Bells are fine, just maybe turn em down?
Students have a tendency to become fixated on whatever is most important in their lives. Presentations, papers, work, upcoming finals and applying for graduate schools are on everyone’s mind right now, but surprisingly something else has managed to weasel its way into the collective conscious of the student body.
Even if for only a few minutes every hour.
Students, teachers and faculty members all seem to have their own opinions on the return of the Woodruff bells.
“It seems like everyone in Woodruff hates them,” one student claims. “If I make it before the last bell rings, I’m technically not late!” one teacher justifies as she hurriedly enters the room. Perhaps the most telling of all, students have timed the 4:30 tolling of the bells at seven minutes long.
The school has immense pride in these bells, particularly at midday when they chime the school’s alma mater. They seem to harken back to a time when life was simpler and not everyone had immediate access to the time on their cellphones. Maybe the fact they are now seen as an annoyance to some indicates how much time has changed, literally and figuratively.
The bells are part of our school’s heritage as one of the oldest institutions in the country, and their ever-so-slightly-but-distinctly-out-of-tune chimes point to the fact that time has changed things, but that we have met the challenge of keeping up with those changes.
This idea of pride in our long-standing academic traditions would be undeniably valid, were it not for one fact students point to: the bells are not actually bells, but a large speaker. This in mind, it seems very strange that the bells are intentionally tuned slightly off. Are we trying to mimic times past with the new tools technology has given us? Is the return of the chimes not a monument to the advancement of the college, but a wish for the return of the old days?
No matter how much depth or shallowness you view the bells with, one thing is for certain — they are incredibly loud. Teachers have adapted by either talking louder over them or simply waiting until they finish to continue the lesson. Is it a good thing that the chimes have become a bother?

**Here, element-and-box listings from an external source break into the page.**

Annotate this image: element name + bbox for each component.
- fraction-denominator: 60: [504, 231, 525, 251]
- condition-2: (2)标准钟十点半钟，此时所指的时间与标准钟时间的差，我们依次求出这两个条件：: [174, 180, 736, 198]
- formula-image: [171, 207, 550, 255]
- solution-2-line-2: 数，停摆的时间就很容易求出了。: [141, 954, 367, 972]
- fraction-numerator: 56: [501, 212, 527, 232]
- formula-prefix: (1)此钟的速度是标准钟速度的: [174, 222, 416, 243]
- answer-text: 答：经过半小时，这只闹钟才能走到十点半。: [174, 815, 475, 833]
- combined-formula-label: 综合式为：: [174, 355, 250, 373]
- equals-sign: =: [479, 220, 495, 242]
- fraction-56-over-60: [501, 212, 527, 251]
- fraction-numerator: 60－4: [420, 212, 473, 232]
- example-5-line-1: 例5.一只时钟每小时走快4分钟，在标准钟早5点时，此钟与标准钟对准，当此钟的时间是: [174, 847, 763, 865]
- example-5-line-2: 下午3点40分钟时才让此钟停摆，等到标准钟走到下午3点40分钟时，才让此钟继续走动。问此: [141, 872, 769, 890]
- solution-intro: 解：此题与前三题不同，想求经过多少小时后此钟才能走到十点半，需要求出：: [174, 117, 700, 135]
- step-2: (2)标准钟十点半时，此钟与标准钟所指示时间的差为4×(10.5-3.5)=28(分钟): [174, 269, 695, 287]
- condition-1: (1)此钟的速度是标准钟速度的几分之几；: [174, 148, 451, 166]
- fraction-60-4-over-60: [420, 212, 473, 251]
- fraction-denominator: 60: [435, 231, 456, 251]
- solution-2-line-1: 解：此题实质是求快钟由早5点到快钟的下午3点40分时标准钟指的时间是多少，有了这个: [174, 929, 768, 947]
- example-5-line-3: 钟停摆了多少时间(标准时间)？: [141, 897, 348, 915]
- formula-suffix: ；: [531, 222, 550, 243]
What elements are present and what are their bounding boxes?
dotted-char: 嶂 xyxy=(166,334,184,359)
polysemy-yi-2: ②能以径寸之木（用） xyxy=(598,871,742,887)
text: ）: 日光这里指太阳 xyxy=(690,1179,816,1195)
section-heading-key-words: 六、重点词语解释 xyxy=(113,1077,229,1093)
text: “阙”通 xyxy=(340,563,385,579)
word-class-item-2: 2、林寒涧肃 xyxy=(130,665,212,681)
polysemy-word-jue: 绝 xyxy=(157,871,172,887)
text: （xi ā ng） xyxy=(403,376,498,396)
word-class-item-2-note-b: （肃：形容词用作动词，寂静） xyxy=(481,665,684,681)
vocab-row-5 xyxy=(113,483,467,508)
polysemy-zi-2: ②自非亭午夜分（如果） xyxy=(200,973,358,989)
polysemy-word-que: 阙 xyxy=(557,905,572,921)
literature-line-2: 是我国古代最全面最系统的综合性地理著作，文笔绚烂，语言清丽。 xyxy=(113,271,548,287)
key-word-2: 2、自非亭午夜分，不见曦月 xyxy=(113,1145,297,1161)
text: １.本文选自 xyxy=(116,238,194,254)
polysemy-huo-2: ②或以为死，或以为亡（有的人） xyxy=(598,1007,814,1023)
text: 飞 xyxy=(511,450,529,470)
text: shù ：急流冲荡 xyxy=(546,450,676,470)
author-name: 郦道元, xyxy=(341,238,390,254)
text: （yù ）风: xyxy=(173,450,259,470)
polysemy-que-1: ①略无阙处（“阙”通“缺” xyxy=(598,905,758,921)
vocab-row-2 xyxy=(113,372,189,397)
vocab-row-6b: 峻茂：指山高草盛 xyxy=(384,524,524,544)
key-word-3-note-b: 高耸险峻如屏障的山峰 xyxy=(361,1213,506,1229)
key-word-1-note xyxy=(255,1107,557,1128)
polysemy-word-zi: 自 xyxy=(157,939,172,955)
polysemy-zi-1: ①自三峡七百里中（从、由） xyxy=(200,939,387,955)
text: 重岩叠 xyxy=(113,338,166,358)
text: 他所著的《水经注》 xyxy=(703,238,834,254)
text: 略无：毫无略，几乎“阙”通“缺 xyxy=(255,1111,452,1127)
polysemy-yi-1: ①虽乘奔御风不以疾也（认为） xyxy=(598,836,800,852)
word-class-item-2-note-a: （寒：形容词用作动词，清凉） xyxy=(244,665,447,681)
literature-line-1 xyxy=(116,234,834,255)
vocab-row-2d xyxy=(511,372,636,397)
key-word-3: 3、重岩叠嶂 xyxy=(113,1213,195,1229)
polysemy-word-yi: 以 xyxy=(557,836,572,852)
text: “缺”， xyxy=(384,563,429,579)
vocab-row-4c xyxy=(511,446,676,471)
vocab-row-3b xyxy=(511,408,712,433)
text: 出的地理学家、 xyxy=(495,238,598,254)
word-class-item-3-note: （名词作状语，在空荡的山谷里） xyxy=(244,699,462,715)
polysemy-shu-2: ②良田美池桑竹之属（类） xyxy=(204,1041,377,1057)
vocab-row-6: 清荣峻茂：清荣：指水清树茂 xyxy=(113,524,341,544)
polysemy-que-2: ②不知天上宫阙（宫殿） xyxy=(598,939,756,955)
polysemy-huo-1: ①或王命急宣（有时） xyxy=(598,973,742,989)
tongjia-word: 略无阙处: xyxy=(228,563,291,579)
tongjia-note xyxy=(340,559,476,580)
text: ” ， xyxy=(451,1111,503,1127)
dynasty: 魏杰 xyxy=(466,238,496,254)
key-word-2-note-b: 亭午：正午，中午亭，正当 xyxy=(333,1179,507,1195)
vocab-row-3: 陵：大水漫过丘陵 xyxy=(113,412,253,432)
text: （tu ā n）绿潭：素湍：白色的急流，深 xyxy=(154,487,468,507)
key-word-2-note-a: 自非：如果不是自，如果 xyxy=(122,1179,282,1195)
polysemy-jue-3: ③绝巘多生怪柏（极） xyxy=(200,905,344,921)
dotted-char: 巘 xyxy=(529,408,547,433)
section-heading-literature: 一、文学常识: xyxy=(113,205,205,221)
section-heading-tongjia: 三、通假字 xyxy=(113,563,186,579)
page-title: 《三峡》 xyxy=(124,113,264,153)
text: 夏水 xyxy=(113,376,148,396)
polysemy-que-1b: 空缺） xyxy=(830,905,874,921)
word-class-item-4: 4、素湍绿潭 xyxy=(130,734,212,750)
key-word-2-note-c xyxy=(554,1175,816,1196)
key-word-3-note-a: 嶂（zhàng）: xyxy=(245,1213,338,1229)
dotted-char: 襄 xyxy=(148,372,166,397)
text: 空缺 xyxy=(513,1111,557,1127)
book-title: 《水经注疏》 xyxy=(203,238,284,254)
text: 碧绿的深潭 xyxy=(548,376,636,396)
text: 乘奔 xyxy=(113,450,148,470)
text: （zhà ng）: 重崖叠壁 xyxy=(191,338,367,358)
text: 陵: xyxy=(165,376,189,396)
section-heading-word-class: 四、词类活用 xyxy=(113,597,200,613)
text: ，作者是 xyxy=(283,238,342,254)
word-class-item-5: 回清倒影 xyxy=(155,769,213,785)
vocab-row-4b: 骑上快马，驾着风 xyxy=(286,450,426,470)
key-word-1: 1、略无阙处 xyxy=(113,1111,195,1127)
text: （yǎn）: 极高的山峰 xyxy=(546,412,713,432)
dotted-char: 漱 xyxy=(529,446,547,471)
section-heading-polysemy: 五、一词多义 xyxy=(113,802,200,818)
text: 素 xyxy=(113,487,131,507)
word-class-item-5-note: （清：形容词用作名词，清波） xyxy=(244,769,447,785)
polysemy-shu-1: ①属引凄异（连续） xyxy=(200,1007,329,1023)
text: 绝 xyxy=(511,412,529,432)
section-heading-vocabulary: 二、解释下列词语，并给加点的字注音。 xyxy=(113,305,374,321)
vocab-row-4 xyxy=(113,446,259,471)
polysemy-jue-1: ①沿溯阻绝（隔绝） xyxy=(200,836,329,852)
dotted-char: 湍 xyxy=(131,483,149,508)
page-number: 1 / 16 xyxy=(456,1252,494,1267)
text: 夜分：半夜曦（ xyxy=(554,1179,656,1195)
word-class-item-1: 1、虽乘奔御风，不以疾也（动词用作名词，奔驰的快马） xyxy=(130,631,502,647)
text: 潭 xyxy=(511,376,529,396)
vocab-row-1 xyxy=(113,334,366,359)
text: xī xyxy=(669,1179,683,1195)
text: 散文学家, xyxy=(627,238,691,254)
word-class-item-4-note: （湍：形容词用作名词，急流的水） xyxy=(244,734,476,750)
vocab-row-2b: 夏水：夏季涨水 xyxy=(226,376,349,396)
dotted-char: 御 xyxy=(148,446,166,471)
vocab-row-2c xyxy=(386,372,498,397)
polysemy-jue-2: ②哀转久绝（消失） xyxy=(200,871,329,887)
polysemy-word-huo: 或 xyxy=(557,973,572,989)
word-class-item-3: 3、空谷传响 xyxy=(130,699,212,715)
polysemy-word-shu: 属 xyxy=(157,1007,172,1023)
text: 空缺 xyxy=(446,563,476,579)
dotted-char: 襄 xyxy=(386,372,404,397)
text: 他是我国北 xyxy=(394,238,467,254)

We at the Spartan appreciate very much what the college is trying to do here in keeping alive a tradition that is dying out. The chimes should remind us all that we didn’t always have immediate access to everything, a fact we have absolutely taken for granted. The sense of nostalgia is irrefutable, but it unfortunately seems to have aggravated some. Perhaps students and teachers alike should take this as a lesson to stop every once in a while and focus on something outside themselves. Maybea simple decrease in volume would be all it would take for this shift to occur.